Jayden Ali on his Venice Highlights

Where do you send a renaissance man? Why, Venice, of course. And so when it came to appointing the co-curators for the British pavilion at this year’s Biennale Architettura, to whom else could they turn but Jayden Ali, artist, architect, filmmaker, interdisciplinary space maker and all-round star in the making. Through his practice, JA Projects, he’s helped mould a vast range of different spaces from exhibitions at the V&A to storied old market halls in Newham. His Venice installation, Thunder and Şimşek, pays homage to his Trinidadian and Cypriot roots. We talked to him about his hidden gems of La Serenissima. 

“Coming from an architectural perspective, Venice is obviously a remarkable place. The fact that it was conjured out of nothing makes it hallowed ground, the ultimate architectural miracle. And being surrounded by water give it that double layer of light, which gives everything a kind of evenness, like it’s in a photo shoot or a film. It’s just an incredibly romantic place.”  

Trattoria Dai Tosi

I was lucky enough to be overseeing the build for this year’s British Pavilion and so I spent a lot of time in the city, living near the Giardini. I would start my day with a run, across the park and along the water, part the football stadium, across bridges, through dense streets. And then after work I would usually end the day at the same understated family-run restaurant. I stumbled on it but if you ask anyone who lives round there, they all rate it as the top local secret spot. The food is simple but beautifully done; salads tossed in oil, lovely plates of pasta, pizzas for €9.  

Castello, 738, Venezia; no website 

Corte Sconta

Corte Sconta 

I took my girlfriend here for her birthday lunch as it’s a beautiful place with a wonderful courtyard and I wanted her to try their amazing tuna in the Venetian style. It’s not like any tuna I’ve ever eaten before. The fish is cooked in a hot ceramic bowl with sweet, caramelised onions and it comes so hot that it has this kind of dynamism to it with the ingredients moving in the pot.

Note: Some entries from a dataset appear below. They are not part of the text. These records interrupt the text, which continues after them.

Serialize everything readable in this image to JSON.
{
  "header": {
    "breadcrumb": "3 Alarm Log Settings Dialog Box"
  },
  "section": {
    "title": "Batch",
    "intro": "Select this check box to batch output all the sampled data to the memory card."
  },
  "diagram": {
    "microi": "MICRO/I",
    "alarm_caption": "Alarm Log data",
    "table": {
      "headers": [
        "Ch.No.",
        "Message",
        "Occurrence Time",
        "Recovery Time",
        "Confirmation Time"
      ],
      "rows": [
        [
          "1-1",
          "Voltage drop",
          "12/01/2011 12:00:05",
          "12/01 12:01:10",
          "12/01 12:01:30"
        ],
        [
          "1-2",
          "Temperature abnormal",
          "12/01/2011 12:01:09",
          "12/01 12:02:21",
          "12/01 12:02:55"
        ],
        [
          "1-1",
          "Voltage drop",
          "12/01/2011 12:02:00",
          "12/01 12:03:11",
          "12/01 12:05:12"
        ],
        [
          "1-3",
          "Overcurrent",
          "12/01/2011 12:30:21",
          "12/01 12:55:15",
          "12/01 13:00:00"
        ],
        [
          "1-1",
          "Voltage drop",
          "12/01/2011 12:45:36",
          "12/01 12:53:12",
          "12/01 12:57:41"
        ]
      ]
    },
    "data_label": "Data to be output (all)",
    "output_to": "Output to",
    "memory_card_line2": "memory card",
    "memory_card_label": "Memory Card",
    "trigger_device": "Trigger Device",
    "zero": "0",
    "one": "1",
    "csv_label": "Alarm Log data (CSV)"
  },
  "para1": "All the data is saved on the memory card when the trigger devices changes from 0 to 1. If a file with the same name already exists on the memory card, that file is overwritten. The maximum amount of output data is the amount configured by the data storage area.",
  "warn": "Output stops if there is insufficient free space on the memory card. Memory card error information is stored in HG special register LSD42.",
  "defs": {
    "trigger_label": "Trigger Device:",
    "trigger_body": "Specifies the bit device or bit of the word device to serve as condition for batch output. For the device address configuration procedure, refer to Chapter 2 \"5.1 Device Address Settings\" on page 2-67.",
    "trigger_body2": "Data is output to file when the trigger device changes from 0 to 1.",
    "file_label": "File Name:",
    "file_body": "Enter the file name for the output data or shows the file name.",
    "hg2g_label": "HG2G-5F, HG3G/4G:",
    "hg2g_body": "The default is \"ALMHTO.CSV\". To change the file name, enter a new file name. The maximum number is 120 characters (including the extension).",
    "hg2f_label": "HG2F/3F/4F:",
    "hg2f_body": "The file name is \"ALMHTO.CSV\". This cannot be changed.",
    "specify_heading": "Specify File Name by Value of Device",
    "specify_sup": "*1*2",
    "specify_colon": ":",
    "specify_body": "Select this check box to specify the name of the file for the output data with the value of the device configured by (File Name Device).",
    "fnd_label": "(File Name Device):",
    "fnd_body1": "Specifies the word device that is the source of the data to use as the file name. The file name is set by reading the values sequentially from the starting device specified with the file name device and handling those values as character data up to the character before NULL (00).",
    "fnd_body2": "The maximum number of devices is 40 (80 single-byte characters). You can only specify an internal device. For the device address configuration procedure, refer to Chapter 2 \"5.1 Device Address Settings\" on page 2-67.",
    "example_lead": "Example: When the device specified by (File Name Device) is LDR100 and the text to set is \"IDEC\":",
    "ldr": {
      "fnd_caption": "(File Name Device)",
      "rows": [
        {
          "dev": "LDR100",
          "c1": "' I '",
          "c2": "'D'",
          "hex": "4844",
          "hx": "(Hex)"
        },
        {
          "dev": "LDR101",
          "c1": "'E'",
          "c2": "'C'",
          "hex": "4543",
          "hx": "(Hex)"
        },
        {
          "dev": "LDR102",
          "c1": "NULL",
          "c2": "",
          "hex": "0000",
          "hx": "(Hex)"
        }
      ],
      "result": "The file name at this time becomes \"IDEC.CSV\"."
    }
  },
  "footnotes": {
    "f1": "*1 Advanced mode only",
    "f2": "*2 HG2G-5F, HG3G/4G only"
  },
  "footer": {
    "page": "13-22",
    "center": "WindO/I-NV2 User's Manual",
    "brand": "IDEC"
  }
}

Calle del Pestrin, 3886, Venezia; cortescontave.com/

Museo Fortuny 

My girlfriend is a set designer on films, and she’s obsessed with furniture. She took me to this beautiful museum, which is housed in the Palazzo Pesaro Orfei where the architect, artist and fashion designer Mariano Fortuny lived from 1902 to 1949. The museum shows his incredible collection of wall hangings, paintings and furniture, all set in his preserved palatial home. It’s been elegantly renovated recently, and the courtyard has this wonderful open wooden staircase, which makes the space incredibly atmospheric.  

S. Marco, Venezia; fortuny.visitmuve.it/

Al Ponte Antico 

When I first visit the city, I stayed in this amazing, small hotel, just by the Rialto Bridge. It’s a labour of love. The host is almost a caricature of a host, he is so hospitable. He makes your eggs in the morning, and he’s done a really careful restoration of the place, which has beautiful wall coverings and wallpaper. Every room is slightly different, with gorgeous beddings and fabrics.  

Calle Aseo, 5768, Venezia; www.alponteantico.com


Venice isn’t that fun in the rain but if you’re wet and cold you have an excuse to visit this amazing sanctuary where they make the best hot chocolate you’ll ever drink. It’s not diluted with anything else, it’s just chunks of beautiful chocolate stuck into a vat and melted. A cup of their hot chocolate fixes anything.